Bundeskanzlerin Merkel und die Bundesregierung zwingen Griechenland immer tiefer in die Rezession. Während die griechischen Millionäre ihr Geld schon längst ins Ausland geschafft haben, wird den Griechinnen und Griechen systematisch die Lebensgrundlage entzogen. Es nützt nichts, wenn Finanzminister Schäuble Verständnis für ihren Protest heuchelt. Was die Griechinnen und Griechen brauchen, ist ein Marshall-Plan, sind Investitionen, die die Wirtschaft wieder in Gang bringen", erklärt Ulrich Wilken, Landesvorsitzender der Partei DIE LINKE. Hessen.

„Das sogenannte Hilfspaket hat dazu geführt, dass Griechenland die schlimmste Wirtschaftskrise seit dem Zweiten Weltkrieg erlebt. Geholfen wurde den Banken, aber nicht den Griechen. Die Kürzungen von Renten, Löhnen und die Anhebung der Steuern haben das Land noch tiefer in die Krise getrieben. Die neuen Kürzungsvorgaben sind ökonomischer Wahnsinn.

Insbesondere die Kürzung des Mindestlohns wird die Kaufkraft weiter schwächen.

Die LINKE fordert einen Schuldenschnitt, der Griechenland die Chance gibt, aus der Krise herauszukommen.
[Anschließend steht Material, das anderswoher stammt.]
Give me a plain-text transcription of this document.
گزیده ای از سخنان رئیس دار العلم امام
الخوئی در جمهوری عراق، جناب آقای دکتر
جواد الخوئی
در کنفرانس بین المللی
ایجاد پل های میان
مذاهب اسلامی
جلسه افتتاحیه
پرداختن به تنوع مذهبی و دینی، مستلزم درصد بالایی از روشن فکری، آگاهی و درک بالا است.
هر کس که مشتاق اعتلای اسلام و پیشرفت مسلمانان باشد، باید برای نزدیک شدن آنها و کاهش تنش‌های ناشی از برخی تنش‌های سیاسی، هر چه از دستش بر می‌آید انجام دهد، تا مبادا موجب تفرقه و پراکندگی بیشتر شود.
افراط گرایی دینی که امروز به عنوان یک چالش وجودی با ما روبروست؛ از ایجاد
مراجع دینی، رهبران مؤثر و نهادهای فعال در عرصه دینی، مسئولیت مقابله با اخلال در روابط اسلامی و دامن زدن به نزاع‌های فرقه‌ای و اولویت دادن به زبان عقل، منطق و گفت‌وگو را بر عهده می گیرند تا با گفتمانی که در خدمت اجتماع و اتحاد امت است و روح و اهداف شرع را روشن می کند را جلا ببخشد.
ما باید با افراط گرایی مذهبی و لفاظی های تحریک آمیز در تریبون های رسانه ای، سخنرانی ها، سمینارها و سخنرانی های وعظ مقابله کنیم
Dies muss verbunden werden mit einem wirksamen Zukunftsprogramm für Griechenland, damit sich das Land von der absurden Rosskur erholen kann. Die zusätzlichen Kosten, die dadurch entstehen, müssen aus einer Finanztransaktionssteuer finanziert werden, damit endlich die Profiteure der Krise zur Kasse gebeten werden."